高台からの眺め




高台から眺めていた
街を、眺めていた。全壊した街並みを、眺めていた。
僕の故郷だったところを眺めていた。
ガレキの下、思い出は埋葬された。何もかもが埋葬された。強制的に。

一人の女性が傍らに座り、一緒に眺めていた。
清楚な、白いワンピースの女性の、漆黒の目と髪の女性は涙していた。
お互い口を開かなかった。
開けなかった。

街以外のすべては時を重ねた。
鳥は飛び、虫も飛んだ
空気は動き、風になり、それはガレキの中にも入っていく
そんな風によって、木々は揺れ、声を出した葉と葉をこすって。
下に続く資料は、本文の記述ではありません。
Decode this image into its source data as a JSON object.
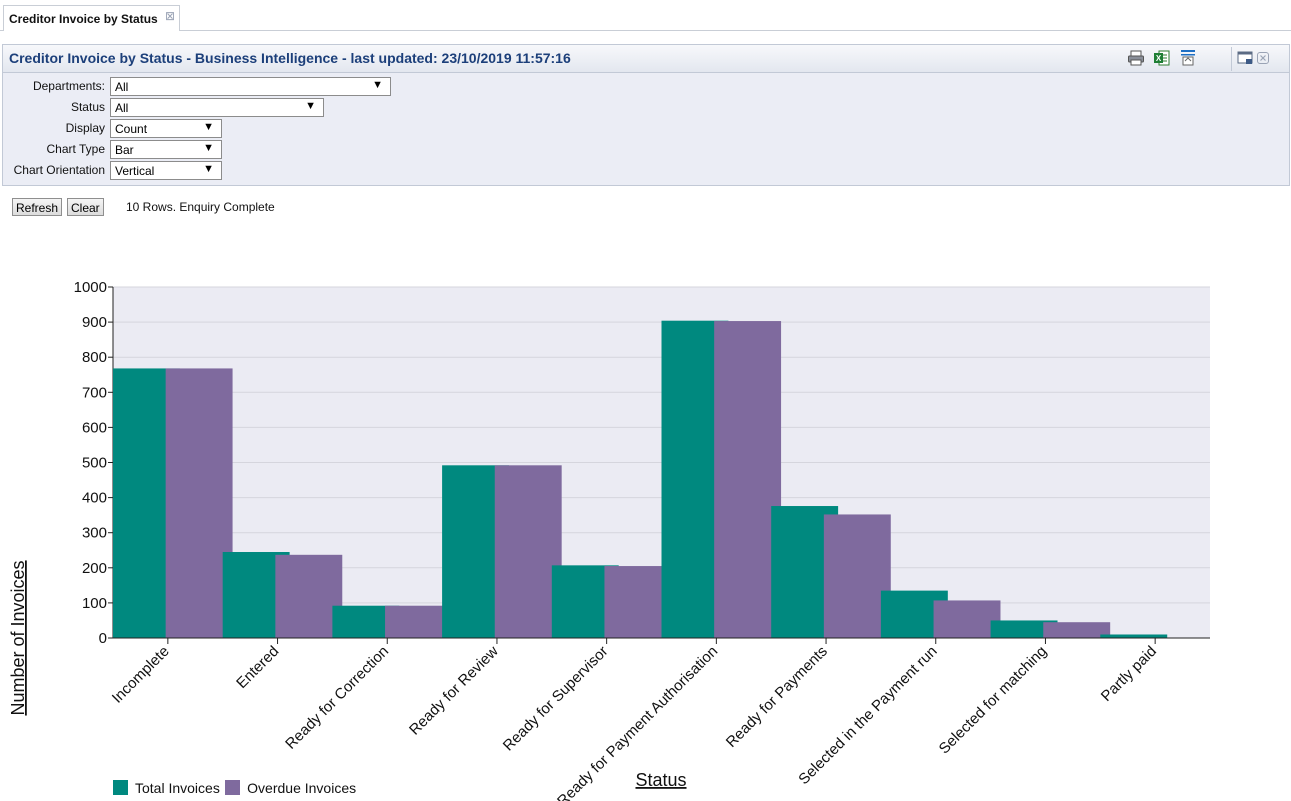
{
  "tab": {
    "label": "Creditor Invoice by Status"
  },
  "header": {
    "title": "Creditor Invoice by Status - Business Intelligence - last updated: 23/10/2019 11:57:16"
  },
  "icons": {
    "print": "printer-icon",
    "excel": "excel-icon",
    "export": "export-icon",
    "window": "window-icon",
    "close": "close-icon"
  },
  "filters": {
    "departments": {
      "label": "Departments:",
      "value": "All"
    },
    "status": {
      "label": "Status",
      "value": "All"
    },
    "display": {
      "label": "Display",
      "value": "Count"
    },
    "chart_type": {
      "label": "Chart Type",
      "value": "Bar"
    },
    "chart_orientation": {
      "label": "Chart Orientation",
      "value": "Vertical"
    }
  },
  "actions": {
    "refresh_label": "Refresh",
    "clear_label": "Clear",
    "status_text": "10 Rows. Enquiry Complete"
  },
  "colors": {
    "total": "#00897f",
    "overdue": "#7f6a9e",
    "plot_bg": "#ebebf3",
    "grid": "#d5d5dd"
  },
  "chart_data": {
    "type": "bar",
    "xlabel": "Status",
    "ylabel": "Number of Invoices",
    "ylim": [
      0,
      1000
    ],
    "yticks": [
      0,
      100,
      200,
      300,
      400,
      500,
      600,
      700,
      800,
      900,
      1000
    ],
    "categories": [
      "Incomplete",
      "Entered",
      "Ready for Correction",
      "Ready for Review",
      "Ready for Supervisor",
      "Ready for Payment Authorisation",
      "Ready for Payments",
      "Selected in the Payment run",
      "Selected for matching",
      "Partly paid"
    ],
    "series": [
      {
        "name": "Total Invoices",
        "values": [
          768,
          245,
          92,
          492,
          207,
          904,
          376,
          135,
          50,
          10
        ]
      },
      {
        "name": "Overdue Invoices",
        "values": [
          768,
          237,
          92,
          492,
          205,
          903,
          352,
          107,
          45,
          0
        ]
      }
    ],
    "legend_position": "bottom-left",
    "grid": true
  }
}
僕にとっての街の人々の声を出す。
石も落ち、涙も落ちた。
日は沈んでゆく。血のような夕日を辺りにまき散らかし、亡くなろうとする。
日は明日、出てきて生き返る。人は死んだら生き返らない。

多くの漏電のスパークが僕に助けの合図をしたかに見えた。
そんなはずは無く、もうダメなのに。

僕らは口を開けない。ただ目をを開け続けて墓標を見たていた、ガレキの墓標。
人々と思い出と街の、墓標を。

僕らは口を開いて、言葉を出せないでいた。僕は、多分彼女もずっと悲しくて、悲しすぎて街を見続ける。
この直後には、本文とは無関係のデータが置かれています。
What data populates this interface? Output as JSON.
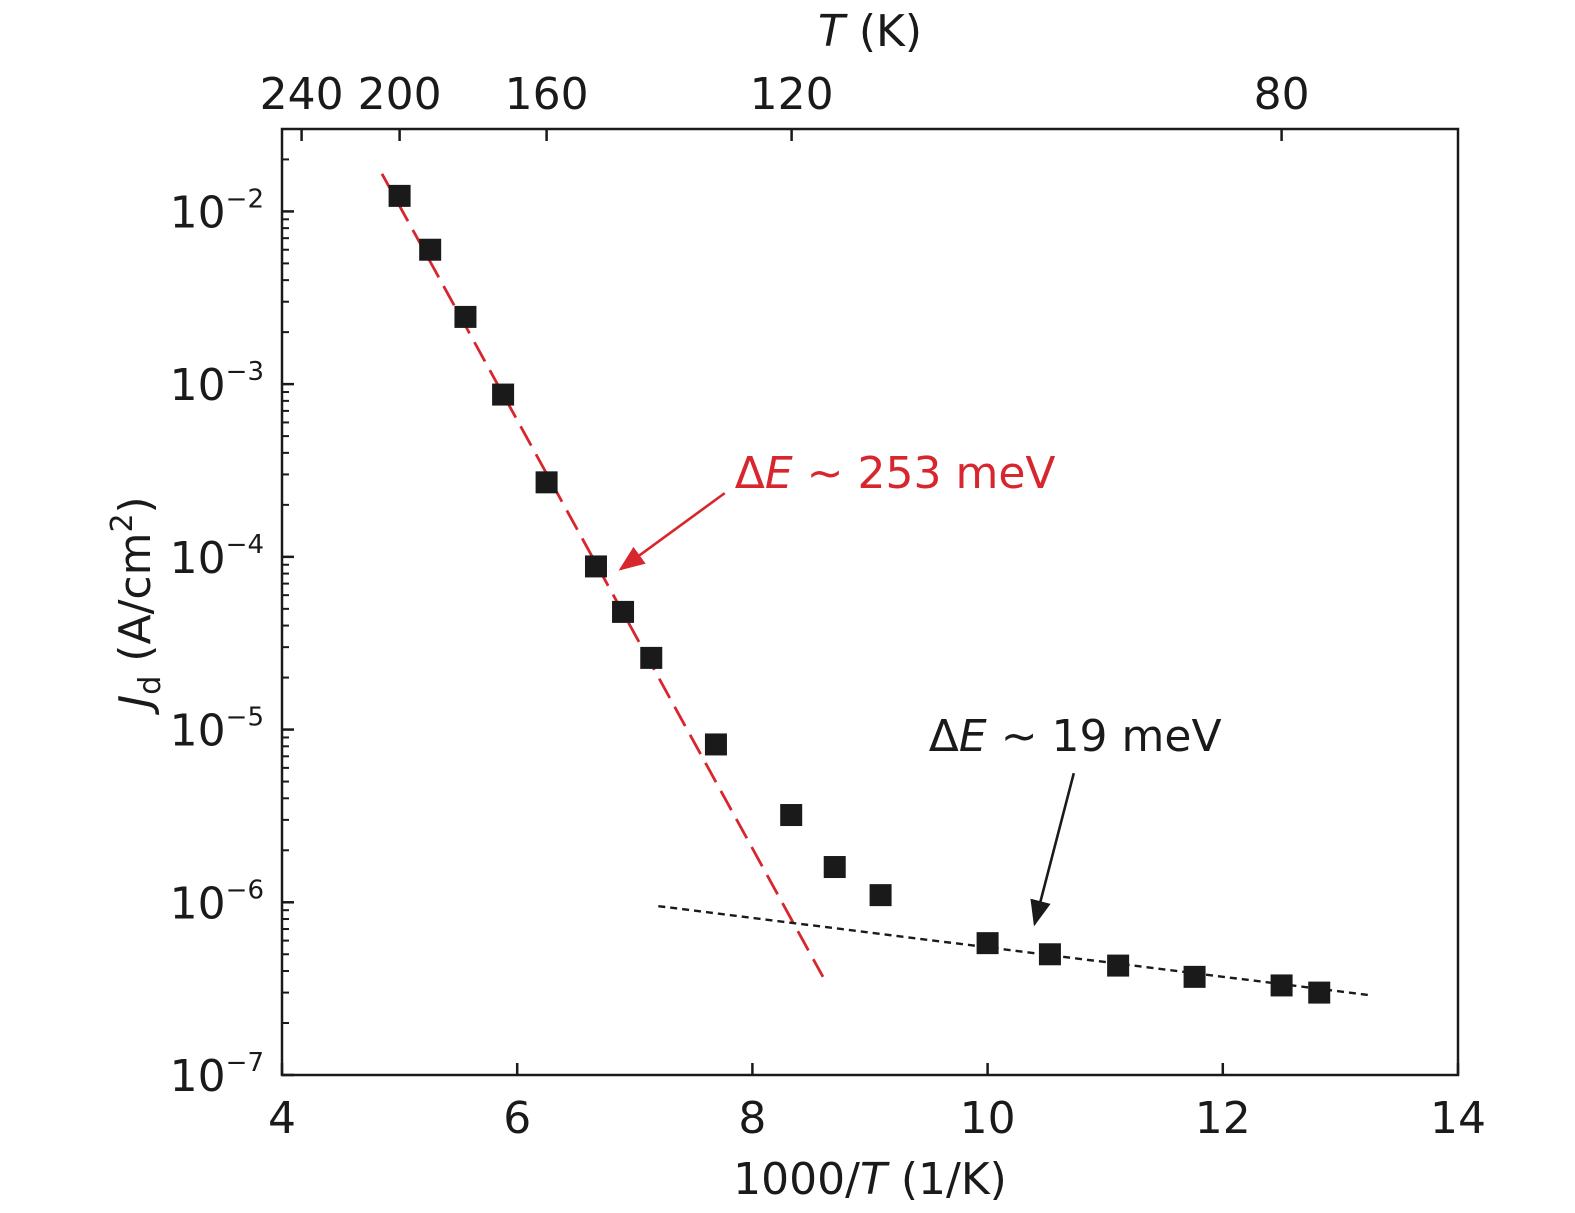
{
  "chart_data": {
    "type": "scatter",
    "y_scale": "log",
    "xlim": [
      4,
      14
    ],
    "ylim": [
      1e-07,
      0.03
    ],
    "x_ticks": [
      4,
      6,
      8,
      10,
      12,
      14
    ],
    "x_tick_labels": [
      "4",
      "6",
      "8",
      "10",
      "12",
      "14"
    ],
    "y_ticks": [
      1e-07,
      1e-06,
      1e-05,
      0.0001,
      0.001,
      0.01
    ],
    "y_tick_labels": [
      {
        "base": "10",
        "exp": "−7"
      },
      {
        "base": "10",
        "exp": "−6"
      },
      {
        "base": "10",
        "exp": "−5"
      },
      {
        "base": "10",
        "exp": "−4"
      },
      {
        "base": "10",
        "exp": "−3"
      },
      {
        "base": "10",
        "exp": "−2"
      }
    ],
    "top_axis": {
      "title_italic": "T",
      "title_rest": " (K)",
      "ticks": [
        240,
        200,
        160,
        120,
        80
      ],
      "tick_labels": [
        "240",
        "200",
        "160",
        "120",
        "80"
      ]
    },
    "xlabel": {
      "prefix": "1000/",
      "italic": "T",
      "suffix": " (1/K)"
    },
    "ylabel": {
      "italic": "J",
      "sub": "d",
      "rest": " (A/cm",
      "sup": "2",
      "close": ")"
    },
    "grid": false,
    "series": [
      {
        "marker": "square",
        "color": "#1a1a1a",
        "points": [
          [
            5.0,
            0.0123
          ],
          [
            5.26,
            0.006
          ],
          [
            5.56,
            0.00245
          ],
          [
            5.88,
            0.00087
          ],
          [
            6.25,
            0.00027
          ],
          [
            6.67,
            8.8e-05
          ],
          [
            6.9,
            4.8e-05
          ],
          [
            7.14,
            2.6e-05
          ],
          [
            7.69,
            8.2e-06
          ],
          [
            8.33,
            3.2e-06
          ],
          [
            8.7,
            1.6e-06
          ],
          [
            9.09,
            1.1e-06
          ],
          [
            10.0,
            5.8e-07
          ],
          [
            10.53,
            5e-07
          ],
          [
            11.11,
            4.3e-07
          ],
          [
            11.76,
            3.7e-07
          ],
          [
            12.5,
            3.3e-07
          ],
          [
            12.82,
            3e-07
          ]
        ]
      }
    ],
    "fit_lines": [
      {
        "color": "#d7262e",
        "style": "long-dash",
        "from": [
          4.85,
          0.0165
        ],
        "to": [
          8.6,
          3.7e-07
        ]
      },
      {
        "color": "#1a1a1a",
        "style": "short-dash",
        "from": [
          7.2,
          9.5e-07
        ],
        "to": [
          13.25,
          2.9e-07
        ]
      }
    ],
    "annotations": [
      {
        "color": "#d7262e",
        "prefix": "Δ",
        "italic": "E",
        "rest": " ~ 253 meV",
        "text_at": [
          7.85,
          0.00025
        ],
        "arrow_to": [
          6.88,
          8.5e-05
        ]
      },
      {
        "color": "#1a1a1a",
        "prefix": "Δ",
        "italic": "E",
        "rest": " ~ 19 meV",
        "text_at": [
          9.5,
          7.5e-06
        ],
        "arrow_to": [
          10.4,
          7.5e-07
        ]
      }
    ]
  }
}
長い時間が経って、傍らにいる女性は僕に涙声で話し掛ける。
「私ね……死神なの……」
僕は別に無感動に聞いていた。それ以上に悲しかったから。
「物語みたいに天にも地獄にも連れて行く事が無い、死神なの……。
この世のすべての死神でね……。亡くなる様を見ているだけ。
ずっと見てるだけ……。何もできずにね…………」
涙で言葉が途切れた。でもまた彼女は続けた。

「悲しくて、涙を流しながら、見ているだけ……。
虫が死ぬのも、人が死ぬのも、木が死ぬのも、王が死ぬのも、愚人が死ぬもにも見てるだけの存在……。
哀れに思いながらね……。どんな事柄にも……。
もちろん、街も……、人々も……、思い出も……、みんな……」
涙がまた流れる。

涙だけがここにある。
悲しみだけがこの一帯に存在し続ける。無常観だけがこの場に漂っている。
そっらは消える事が無いように思えた。
濃厚な涙の空気が肺と気持ちを侵す。

「踊ろうよ」
さらにしばらく続いた涙を流すだけの静まりの後、女性の声がした。
彼女は僕の手を掴んで地面と溶接されていた僕の体を引っ張り、地面からはがした。
自分を死神だと言った女性は、左目から多くの涙を流しながら右目はこらえようとしていた。
右の顔だけは明るくしようとしていた。

「踊ろう、苦しいから。
 歌おう、苦しいから。
 悼みながらそうしよう。
 悼むためにそうしよう。
涙流しながらそうしよう。
 生きてしまったんだから………。死んだ人のために………」
急に咳き込み、言葉が途切れた。でも、彼女は続けた。
「悲しみを減らすために……。もう十分だから……」

彼女は涙で言葉をうまく出せないまま、ステップを踏もうとする。
社交ダンスらしき踊りを僕たち二人は踊ろうとして失敗し続けた。
歌を歌おうとして、何を歌えばいいのかわからなくて、即興で歌おうとして言葉に詰まって失敗した。
でもし続けた。

嘆き声の様な明るい歌を。
乱暴で雑で汚いステップを。

日はまた沈もうとしていた。
僕たちの涙はいいかげん止まっていた。
「もう私は居るべきじゃないみたいね……」そう彼女は言った。
少し明るい声になっていた。
「いろいろな悲しみはもうだいぶなくなったから……。
 決して無くなる事なんか無いけど……」

「さよなら」
彼女はどこかに消え去っていた。

僕は終えていた。
失敗し続けた歌と踊りは葬式だった。
哀しみの通夜もやり終えていた。

それで僕もどこかに消えようと思った。

これ以上悲しみながら生きるべきでないから。
悲しみは彼女が持っていってしまったのだから。